11. While not super-productive concerning the ongoing discussion, I tried different tensions on my BS09s, trying to find a satisfying tension for the BG66UM where it doesn't feel dead after 3 sessions but I can still smash harder than a small girl
Anyhow, during that, I varied the main/cross string tensions as well, as I was wasting string anyway....and had interesting results. The stringjob yielding the best head shape was a 12x12,4kg one [26.4/27.28lbs]. The 29x30 one was better in playability, but too hard for my taste, and the most recent one resulted in the best feeling of all - a 27x29lbs one. Even though the head shape is very slightly off, it just feels more alive than any other previous tension.
I would try and guess that it's due to the cross strings being slightly tighter than the mains, giving a bit more feedback than a more homogeneous stringjob while retaining most of the repulsion of the softer mains. Personally, I'm very surprised by this, as I was pretty sure a string job with the perfect head shape would yield the best results, and I still have no real 'scientific' explanation for it.
Still, fact is, the 27x29 feels more alive (harder too) than a 27x27, more repulsive and slightly more direct than a 28x28, and more powerful than a 29x29 (while not as hard and direct).

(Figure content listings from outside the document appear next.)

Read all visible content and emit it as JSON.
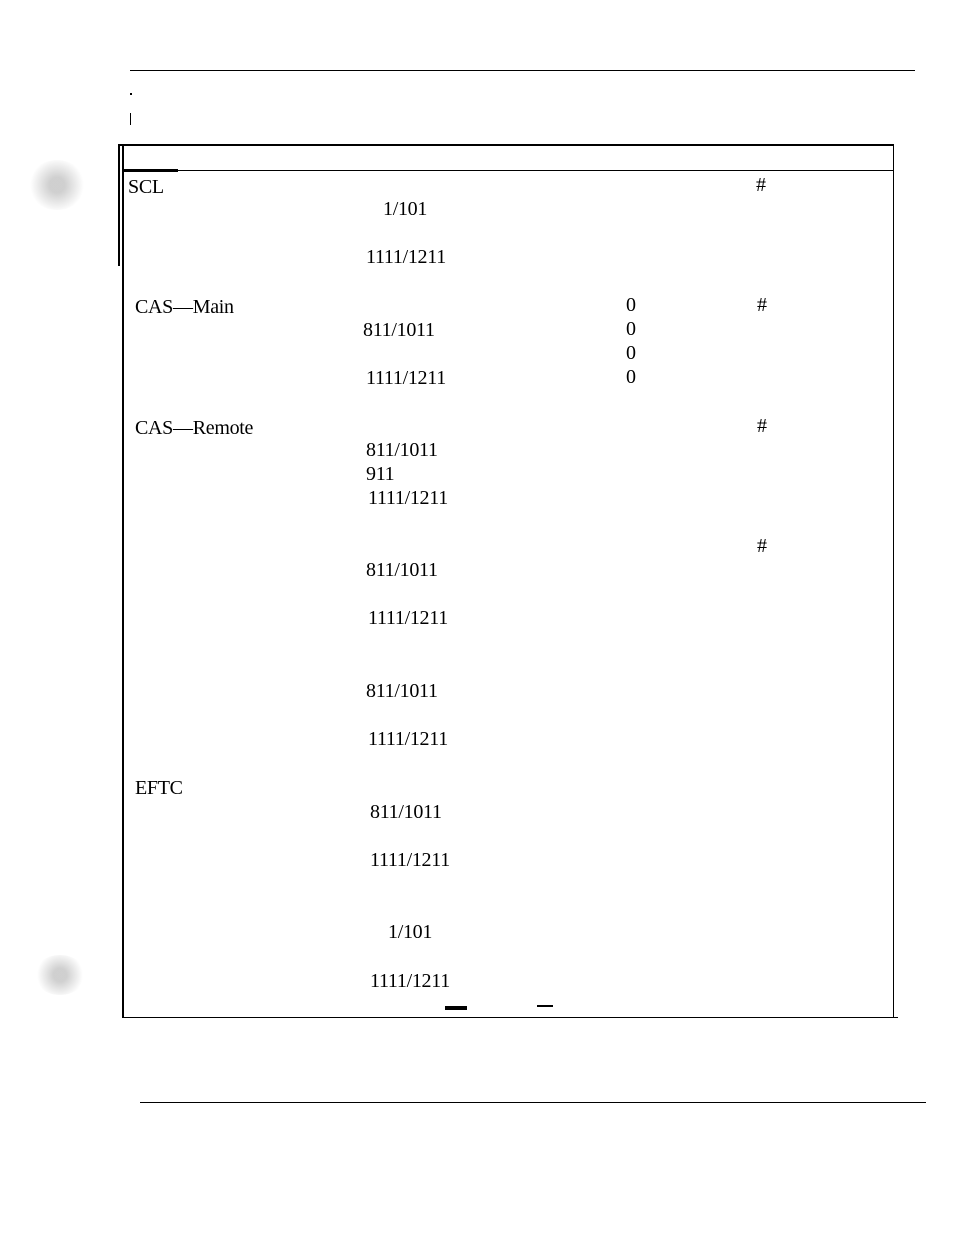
{
  "table": {
    "rows": [
      {
        "label": "SCL",
        "values": [
          "1/101",
          "1111/1211"
        ],
        "zeros": [],
        "hash": "#"
      },
      {
        "label": "CAS—Main",
        "values": [
          "811/1011",
          "1111/1211"
        ],
        "zeros": [
          "0",
          "0",
          "0",
          "0"
        ],
        "hash": "#"
      },
      {
        "label": "CAS—Remote",
        "values": [
          "811/1011",
          "911",
          "1111/1211"
        ],
        "zeros": [],
        "hash": "#"
      },
      {
        "label": "",
        "values": [
          "811/1011",
          "1111/1211"
        ],
        "zeros": [],
        "hash": "#"
      },
      {
        "label": "",
        "values": [
          "811/1011",
          "1111/1211"
        ],
        "zeros": [],
        "hash": ""
      },
      {
        "label": "EFTC",
        "values": [
          "811/1011",
          "1111/1211"
        ],
        "zeros": [],
        "hash": ""
      },
      {
        "label": "",
        "values": [
          "1/101",
          "1111/1211"
        ],
        "zeros": [],
        "hash": ""
      }
    ]
  }
}
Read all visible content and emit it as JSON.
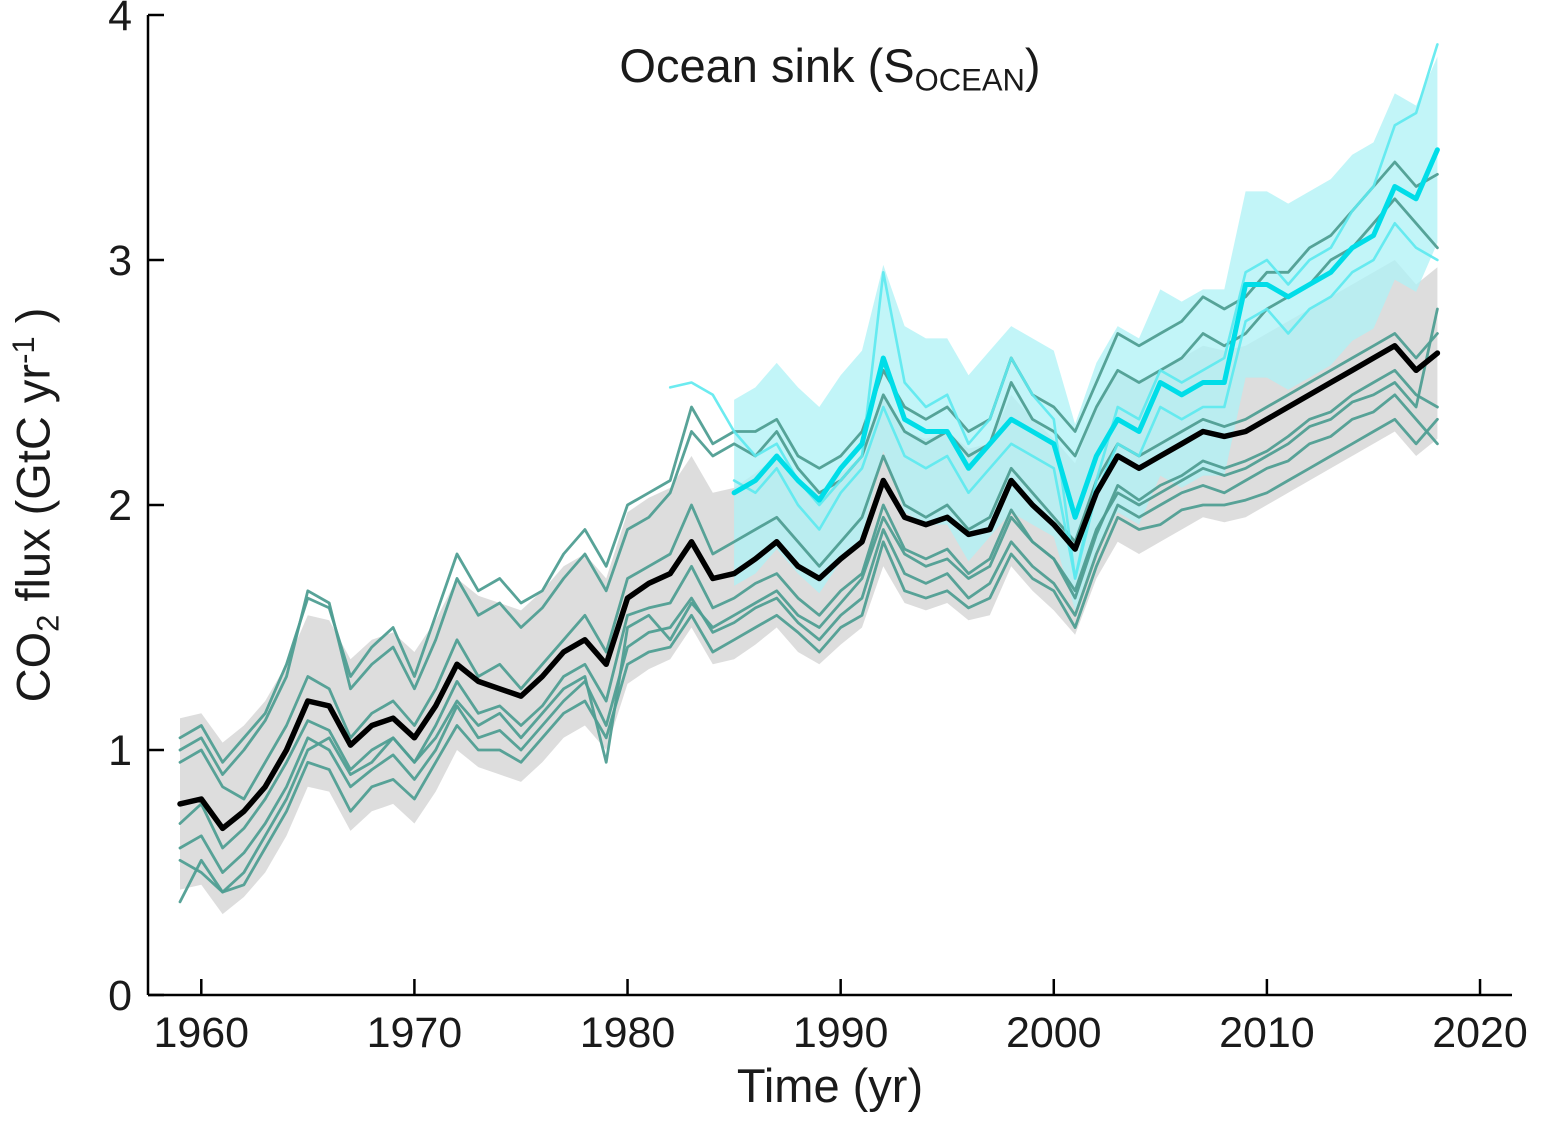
{
  "chart_data": {
    "type": "line",
    "title": {
      "pre": "Ocean sink (S",
      "sub": "OCEAN",
      "post": ")"
    },
    "xlabel": "Time (yr)",
    "ylabel": {
      "pre": "CO",
      "sub": "2",
      "mid": " flux (GtC yr",
      "sup": "-1",
      "post": " )"
    },
    "xlim": [
      1957.5,
      2021.5
    ],
    "ylim": [
      0,
      4
    ],
    "x_ticks": [
      1960,
      1970,
      1980,
      1990,
      2000,
      2010,
      2020
    ],
    "y_ticks": [
      0,
      1,
      2,
      3,
      4
    ],
    "grid": false,
    "legend": "none",
    "colors": {
      "model": "#4f9e92",
      "model_mean": "#000000",
      "model_band": "#d9d9d9",
      "product": "#5ce9ee",
      "product_mean": "#00dde8",
      "product_band": "#aef2f5"
    },
    "band_halfwidth_model": 0.35,
    "band_halfwidth_product": 0.38,
    "years": [
      1959,
      1960,
      1961,
      1962,
      1963,
      1964,
      1965,
      1966,
      1967,
      1968,
      1969,
      1970,
      1971,
      1972,
      1973,
      1974,
      1975,
      1976,
      1977,
      1978,
      1979,
      1980,
      1981,
      1982,
      1983,
      1984,
      1985,
      1986,
      1987,
      1988,
      1989,
      1990,
      1991,
      1992,
      1993,
      1994,
      1995,
      1996,
      1997,
      1998,
      1999,
      2000,
      2001,
      2002,
      2003,
      2004,
      2005,
      2006,
      2007,
      2008,
      2009,
      2010,
      2011,
      2012,
      2013,
      2014,
      2015,
      2016,
      2017,
      2018
    ],
    "model_mean": [
      0.78,
      0.8,
      0.68,
      0.75,
      0.85,
      1.0,
      1.2,
      1.18,
      1.02,
      1.1,
      1.13,
      1.05,
      1.18,
      1.35,
      1.28,
      1.25,
      1.22,
      1.3,
      1.4,
      1.45,
      1.35,
      1.62,
      1.68,
      1.72,
      1.85,
      1.7,
      1.72,
      1.78,
      1.85,
      1.75,
      1.7,
      1.78,
      1.85,
      2.1,
      1.95,
      1.92,
      1.95,
      1.88,
      1.9,
      2.1,
      2.0,
      1.92,
      1.82,
      2.05,
      2.2,
      2.15,
      2.2,
      2.25,
      2.3,
      2.28,
      2.3,
      2.35,
      2.4,
      2.45,
      2.5,
      2.55,
      2.6,
      2.65,
      2.55,
      2.62
    ],
    "models": [
      {
        "id": "model-1",
        "values": [
          1.05,
          1.1,
          0.95,
          1.05,
          1.15,
          1.35,
          1.62,
          1.58,
          1.3,
          1.42,
          1.5,
          1.3,
          1.55,
          1.8,
          1.65,
          1.7,
          1.6,
          1.65,
          1.8,
          1.9,
          1.75,
          2.0,
          2.05,
          2.1,
          2.4,
          2.25,
          2.3,
          2.3,
          2.35,
          2.2,
          2.15,
          2.2,
          2.3,
          2.55,
          2.4,
          2.35,
          2.4,
          2.3,
          2.35,
          2.6,
          2.45,
          2.4,
          2.3,
          2.5,
          2.7,
          2.65,
          2.7,
          2.75,
          2.85,
          2.8,
          2.85,
          2.95,
          2.95,
          3.05,
          3.1,
          3.2,
          3.3,
          3.4,
          3.3,
          3.35
        ]
      },
      {
        "id": "model-2",
        "values": [
          0.55,
          0.5,
          0.42,
          0.45,
          0.6,
          0.75,
          0.95,
          0.92,
          0.75,
          0.85,
          0.88,
          0.8,
          0.95,
          1.1,
          1.0,
          1.0,
          0.95,
          1.05,
          1.15,
          1.2,
          1.05,
          1.35,
          1.4,
          1.42,
          1.55,
          1.4,
          1.45,
          1.5,
          1.55,
          1.48,
          1.4,
          1.5,
          1.55,
          1.85,
          1.65,
          1.62,
          1.65,
          1.58,
          1.62,
          1.8,
          1.7,
          1.65,
          1.5,
          1.75,
          1.95,
          1.9,
          1.92,
          1.98,
          2.0,
          2.0,
          2.02,
          2.05,
          2.1,
          2.15,
          2.2,
          2.25,
          2.3,
          2.35,
          2.25,
          2.35
        ]
      },
      {
        "id": "model-3",
        "values": [
          0.38,
          0.55,
          0.42,
          0.5,
          0.65,
          0.8,
          1.0,
          1.05,
          0.9,
          0.95,
          1.05,
          0.95,
          1.05,
          1.2,
          1.1,
          1.15,
          1.05,
          1.15,
          1.25,
          1.3,
          0.95,
          1.5,
          1.55,
          1.45,
          1.6,
          1.5,
          1.55,
          1.6,
          1.65,
          1.55,
          1.5,
          1.6,
          1.7,
          1.95,
          1.8,
          1.75,
          1.78,
          1.7,
          1.75,
          1.95,
          1.85,
          1.78,
          1.65,
          1.9,
          2.05,
          2.0,
          2.05,
          2.1,
          2.15,
          2.12,
          2.15,
          2.2,
          2.25,
          2.32,
          2.35,
          2.42,
          2.45,
          2.5,
          2.4,
          2.8
        ]
      },
      {
        "id": "model-4",
        "values": [
          0.95,
          1.0,
          0.85,
          0.8,
          0.95,
          1.1,
          1.3,
          1.25,
          1.05,
          1.15,
          1.2,
          1.1,
          1.25,
          1.45,
          1.3,
          1.35,
          1.25,
          1.35,
          1.45,
          1.55,
          1.4,
          1.7,
          1.75,
          1.8,
          2.0,
          1.8,
          1.85,
          1.9,
          1.95,
          1.85,
          1.75,
          1.85,
          1.95,
          2.2,
          2.0,
          1.95,
          2.0,
          1.9,
          1.95,
          2.15,
          2.05,
          1.95,
          1.85,
          2.1,
          2.25,
          2.2,
          2.25,
          2.3,
          2.35,
          2.32,
          2.35,
          2.4,
          2.45,
          2.5,
          2.55,
          2.6,
          2.65,
          2.7,
          2.6,
          2.7
        ]
      },
      {
        "id": "model-5",
        "values": [
          0.6,
          0.65,
          0.5,
          0.58,
          0.7,
          0.85,
          1.05,
          1.0,
          0.85,
          0.92,
          0.98,
          0.88,
          1.0,
          1.18,
          1.05,
          1.08,
          1.0,
          1.1,
          1.2,
          1.28,
          1.1,
          1.42,
          1.48,
          1.5,
          1.62,
          1.48,
          1.52,
          1.58,
          1.62,
          1.52,
          1.45,
          1.55,
          1.62,
          1.9,
          1.72,
          1.68,
          1.72,
          1.62,
          1.68,
          1.85,
          1.75,
          1.68,
          1.55,
          1.8,
          2.0,
          1.95,
          2.0,
          2.05,
          2.08,
          2.05,
          2.1,
          2.15,
          2.18,
          2.25,
          2.28,
          2.35,
          2.38,
          2.45,
          2.35,
          2.25
        ]
      },
      {
        "id": "model-6",
        "values": [
          1.0,
          1.05,
          0.9,
          1.0,
          1.12,
          1.3,
          1.65,
          1.6,
          1.25,
          1.35,
          1.42,
          1.25,
          1.45,
          1.7,
          1.55,
          1.6,
          1.5,
          1.58,
          1.7,
          1.8,
          1.65,
          1.9,
          1.95,
          2.05,
          2.3,
          2.2,
          2.25,
          2.2,
          2.3,
          2.15,
          2.05,
          2.1,
          2.2,
          2.45,
          2.3,
          2.25,
          2.3,
          2.2,
          2.25,
          2.5,
          2.35,
          2.3,
          2.2,
          2.4,
          2.55,
          2.5,
          2.55,
          2.6,
          2.7,
          2.65,
          2.7,
          2.8,
          2.85,
          2.9,
          3.0,
          3.05,
          3.15,
          3.25,
          3.15,
          3.05
        ]
      },
      {
        "id": "model-7",
        "values": [
          0.7,
          0.78,
          0.6,
          0.68,
          0.8,
          0.95,
          1.12,
          1.08,
          0.92,
          1.0,
          1.05,
          0.95,
          1.1,
          1.28,
          1.15,
          1.18,
          1.1,
          1.18,
          1.3,
          1.35,
          1.2,
          1.55,
          1.58,
          1.6,
          1.75,
          1.58,
          1.62,
          1.68,
          1.72,
          1.62,
          1.55,
          1.65,
          1.72,
          2.0,
          1.82,
          1.78,
          1.82,
          1.72,
          1.78,
          1.98,
          1.85,
          1.78,
          1.62,
          1.88,
          2.08,
          2.02,
          2.08,
          2.12,
          2.18,
          2.15,
          2.18,
          2.22,
          2.28,
          2.35,
          2.38,
          2.45,
          2.5,
          2.55,
          2.45,
          2.4
        ]
      }
    ],
    "product_mean": [
      null,
      null,
      null,
      null,
      null,
      null,
      null,
      null,
      null,
      null,
      null,
      null,
      null,
      null,
      null,
      null,
      null,
      null,
      null,
      null,
      null,
      null,
      null,
      null,
      null,
      null,
      2.05,
      2.1,
      2.2,
      2.1,
      2.02,
      2.15,
      2.25,
      2.6,
      2.35,
      2.3,
      2.3,
      2.15,
      2.25,
      2.35,
      2.3,
      2.25,
      1.95,
      2.2,
      2.35,
      2.3,
      2.5,
      2.45,
      2.5,
      2.5,
      2.9,
      2.9,
      2.85,
      2.9,
      2.95,
      3.05,
      3.1,
      3.3,
      3.25,
      3.45
    ],
    "products": [
      {
        "id": "product-1",
        "values": [
          null,
          null,
          null,
          null,
          null,
          null,
          null,
          null,
          null,
          null,
          null,
          null,
          null,
          null,
          null,
          null,
          null,
          null,
          null,
          null,
          null,
          null,
          null,
          2.48,
          2.5,
          2.45,
          2.3,
          2.2,
          2.25,
          2.1,
          2.0,
          2.1,
          2.2,
          2.95,
          2.5,
          2.4,
          2.45,
          2.25,
          2.35,
          2.6,
          2.45,
          2.35,
          1.7,
          2.1,
          2.4,
          2.35,
          2.55,
          2.5,
          2.55,
          2.6,
          2.95,
          3.0,
          2.9,
          3.0,
          3.05,
          3.2,
          3.3,
          3.55,
          3.6,
          3.88
        ]
      },
      {
        "id": "product-2",
        "values": [
          null,
          null,
          null,
          null,
          null,
          null,
          null,
          null,
          null,
          null,
          null,
          null,
          null,
          null,
          null,
          null,
          null,
          null,
          null,
          null,
          null,
          null,
          null,
          null,
          null,
          null,
          2.1,
          2.05,
          2.15,
          2.0,
          1.9,
          2.05,
          2.15,
          2.4,
          2.2,
          2.15,
          2.2,
          2.05,
          2.15,
          2.25,
          2.2,
          2.15,
          1.7,
          2.05,
          2.25,
          2.2,
          2.4,
          2.35,
          2.4,
          2.4,
          2.75,
          2.8,
          2.7,
          2.8,
          2.85,
          2.95,
          3.0,
          3.15,
          3.05,
          3.0
        ]
      }
    ]
  }
}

Stringing was done on a Signum Pro machine modded with a WISE tension head. Same pattern and equipment for every one of those stringjobs, of course.

12. If you're a top-downer like me, keeping the "corners" of the iso-frame is the tricky bit. I've found that 27.5/30 with 26->30 from the top cross does OK in this regard. IMO the crosses stretch the mains, so the mains need extra - end of story.

A TD will probably never keep the frame shape, but my width/length ratio is good and I'd rather have stress end up at the bottom of the frame than the top.

13. Yep, top-down with lowered tension at the beginning. For others I wouldn't add quite as much tension as on mine, as it DOES deform the frame, but enough to even out the difference created by lengthening the mains and pulling at worse angles than on the mains (0.4-0.6kg usually).

14. I don't use the WISE prestretch, but I'm considering using it to see if more of the cross friction is pulled out - I'm wondering how much of the target tension is lost to that friction (even with ECP and the "massage" technique).

15. Hard to put a number on it, but I find that with 10% pre-stretch I need to add very little on the crosses to get a pretty homogeneous stringjob. Without the pre-stretch, I would need to 'massage' the strings (taking much time, which I don't really want to spend^^) and probably still end up short in comparison...

16. If the mains are done first and tied off, the crosses will stretch the mains and cause the mains tension to increase. This is basic mechanics of materials: Stress (which is Tension/String Cross Section Area) = Young's Modulus x Strain. So for a homogenous string bed, the mains should be tensioned LESS than the crosses.

17. Yep, that's what everyone does....and I'm studying to be an engineer as well, so no need to explain the basics of mechanics to me I'm just surprised a rather big difference in tension lead to such a great result, as I would've expected it to feel slightly 'off' with the crosses being tighter (even taking into account that the mains have tightened by pulling the crosses).